Das Erstellen einer Gefährdungsbeurteilung ist gesetzlich gefordert und gilt für Betriebe wie auch für die Feuerwehren.

Die Gefährdungsbeurteilung ist nicht neu, sie bekommt im modernen Arbeitsschutz einen zunehmend höheren Stellenwert. Insbesondere vor dem Hintergrund, dass nicht starre Vorgaben, sondern vernünftiges Denken das Handeln leiten soll.

Die Ursprünge der Gefährdungsbeurteilung gehen auf das Arbeitsschutzgesetz von 1996 zurück. Danach hat der Arbeitgeber die Gefährdungen, die sich für Beschäftigte bei der Arbeit ergeben, zu beurteilen und die erforderlichen Maßnahmen zu ermitteln und zu dokumentieren.
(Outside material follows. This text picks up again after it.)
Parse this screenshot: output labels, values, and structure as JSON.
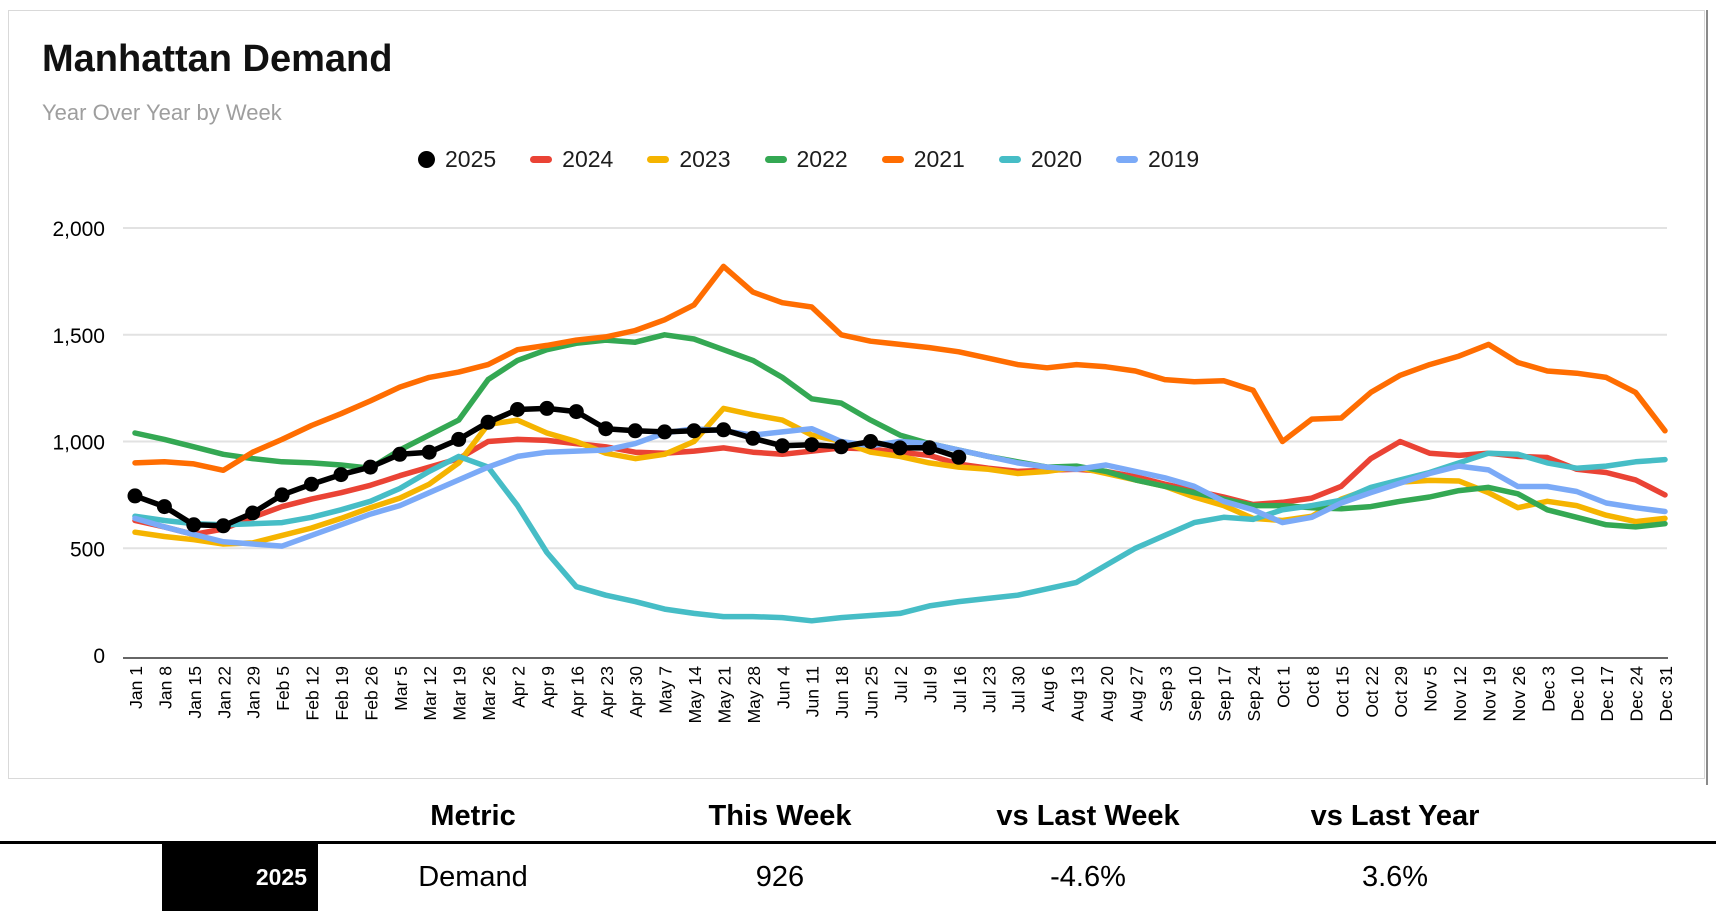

Dies wird analog in der Arbeitsstättenverordnung gefordert und hat zur Folge, dass nicht nur die Tätigkeiten sondern auch die Gefahren die von Betrieben oder Feuerwehrgerätehäusern ausgehen, bewertet werden müssen.

Hier fordert der Gesetzgeber, den Stand der Technik einzuhalten. Ist dies nicht der Fall, muss die Abweichung bewertet werden.

Nach der Unfallverhütungsvorschrift „Grundsätze der Prävention“ (DGUV Vorschrift 1 früher GUV-V A1) hat der Unternehmer die Gefährdungen, die sich für Versicherte bei ihrer Tätigkeit ergeben, zu beurteilen und erforderliche Maßnahmen zu ermitteln.

Zusätzlich ergeht in §3 Abs. 5 der DGUV Vorschrift 1 ein besonderer Hinweis für Personen, die in Unternehmen zur Hilfe bei Unglücksfällen unentgeltlich tätig werden. Für diese hat der Unternehmer Maßnahmen zu ergreifen, die denen dieser Vorschrift gleichwertig sind.